Удивятся, конечно, однозначно, еще поймут, наверно, что я успел все распихать, пока они с улицы за мной наблюдали.

Что я их все же вычислил и что я совсем не так прост, как прикидываюсь.

Или спекуляция мне не принесла денег особо, только на дорогие джинсы и кроссовки заработал. Ну, еще на новую тахту тогда могут внимание обратить, холодильник я успел переставить на кухню, он там выглядит так, как будто всегда стоял.

Им, чтобы хоть немного прикинуть мои обороты — нужно много с кем в магазинах серьезно переговорить, на это много времени потребуется. Разговорить комитетчики могут всех, конечно; и Свету, и Таисию Петровну, и работников магазинов, знающих меня с определенной стороны, и моих родителей тоже.

Ну, мне главное Свету прикрыть, хотя она скоро вернется в комнату, когда начнет работать, там и общагу прикроют на летние каникулы. Да и участковый ее может вспомнить, когда в магазине увидит, так точно признает.
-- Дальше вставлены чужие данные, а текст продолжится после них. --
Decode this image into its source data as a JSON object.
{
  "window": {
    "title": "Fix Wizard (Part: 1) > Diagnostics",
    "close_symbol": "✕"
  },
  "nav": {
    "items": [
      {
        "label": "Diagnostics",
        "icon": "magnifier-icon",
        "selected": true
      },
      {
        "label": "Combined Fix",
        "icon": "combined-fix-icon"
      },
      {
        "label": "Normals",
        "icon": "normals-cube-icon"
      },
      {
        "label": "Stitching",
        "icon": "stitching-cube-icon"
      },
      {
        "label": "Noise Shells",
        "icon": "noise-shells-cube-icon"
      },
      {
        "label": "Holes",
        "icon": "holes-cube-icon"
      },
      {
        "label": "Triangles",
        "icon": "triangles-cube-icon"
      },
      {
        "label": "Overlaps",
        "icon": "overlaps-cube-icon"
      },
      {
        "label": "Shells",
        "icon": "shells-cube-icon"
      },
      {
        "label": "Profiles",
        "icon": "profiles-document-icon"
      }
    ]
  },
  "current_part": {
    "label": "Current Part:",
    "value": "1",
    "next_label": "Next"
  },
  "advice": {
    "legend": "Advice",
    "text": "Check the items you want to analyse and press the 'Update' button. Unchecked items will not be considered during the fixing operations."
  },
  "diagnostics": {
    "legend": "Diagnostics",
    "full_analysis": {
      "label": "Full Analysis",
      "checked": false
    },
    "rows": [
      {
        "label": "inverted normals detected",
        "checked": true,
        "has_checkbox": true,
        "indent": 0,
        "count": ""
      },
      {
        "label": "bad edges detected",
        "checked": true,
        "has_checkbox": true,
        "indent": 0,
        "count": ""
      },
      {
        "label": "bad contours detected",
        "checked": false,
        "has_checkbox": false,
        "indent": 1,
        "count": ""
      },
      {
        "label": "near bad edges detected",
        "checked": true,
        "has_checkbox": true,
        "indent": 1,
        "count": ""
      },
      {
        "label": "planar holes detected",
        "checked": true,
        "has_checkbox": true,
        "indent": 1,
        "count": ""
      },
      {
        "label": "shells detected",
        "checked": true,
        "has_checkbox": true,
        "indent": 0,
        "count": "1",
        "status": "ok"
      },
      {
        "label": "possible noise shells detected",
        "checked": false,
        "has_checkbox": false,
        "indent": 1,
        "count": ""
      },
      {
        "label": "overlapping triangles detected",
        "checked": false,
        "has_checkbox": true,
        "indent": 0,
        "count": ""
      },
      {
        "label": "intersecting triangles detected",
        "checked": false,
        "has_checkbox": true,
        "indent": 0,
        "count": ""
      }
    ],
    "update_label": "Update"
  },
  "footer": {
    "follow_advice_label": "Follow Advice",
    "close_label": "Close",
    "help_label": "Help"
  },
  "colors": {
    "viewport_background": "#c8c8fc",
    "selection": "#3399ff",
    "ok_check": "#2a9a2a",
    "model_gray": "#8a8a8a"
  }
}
Ну, мне пока хотя бы на время ее прикрыть, может у меня это получиться.

Так я и пошел с присмотром наверх, где не стал открывать дверь ключом, а позвонился, чтобы их сразу не забрали.

Таисия Петровна открыла не так быстро, уже привыкла к тому, что я сам бегаю всем открываю.

— Ох, кто это с тобой, Игорь? — удивилась она при виде незнакомых лиц.

— Милиция, Таисия Петровна. Хотят мою комнату осмотреть, — про КГБ я, конечно, не стал ничего говорить.

Ни к чему пугать хозяйку всемогущим комитетом, хватит и простых милиционеров для понимания серьезности ситуации. Зато мой конвоир посмотрел на меня с интересом, правда ли я их за милиционеров принял?

— Это вы у хозяйки должны разрешение спрашивать, а не у меня, — обратился я к оперативникам.

— Разберемся без такого помощника, — указал мне на мое место Первый опер.

— Таисия Петровна, разрешите нам осмотреть квартиру, — и Первый снова махнул удостоверением. — Мы не очень долго.

— Проходите, — не стала спорить старушка, приученная слушаться милицию.

Велосипед занесли следом за нами и поставили в коридоре, потом и водитель тоже поднялся. Кажется, что его осмотрели по ходу поднятия на этаж, так что больше внимания не обращают никакого. Да и где там можно что-то спрятать?

— Давай в комнату и все из карманов на стол! — скомандовал Первый. — Где твой рюкзак?

Второй сразу пошел на кухню, Третий в комнату хозяйки.

Пришлось выложить ключи от квартиры, от замка на велик, потом паспорт и комсомольский билет, которые я на всякий случай прихватил в райком. Два десятка рублей без мелочи. Ученический я пока передал Свете, ни к чему тут с ним светиться и концы лишние органам сразу выдавать. Узнать могут и сами, что я там учился, конечно, но могут и забить на это.

Паспорт и комсомольский сразу перешли в руки сотрудника, он их сверил с моим лицом и по-хозяйски опустил себе в нагрудный карман рубашки. Я пока ключи от родительской квартиры доставать не стал, они у меня лежат в нычке около плинтуса.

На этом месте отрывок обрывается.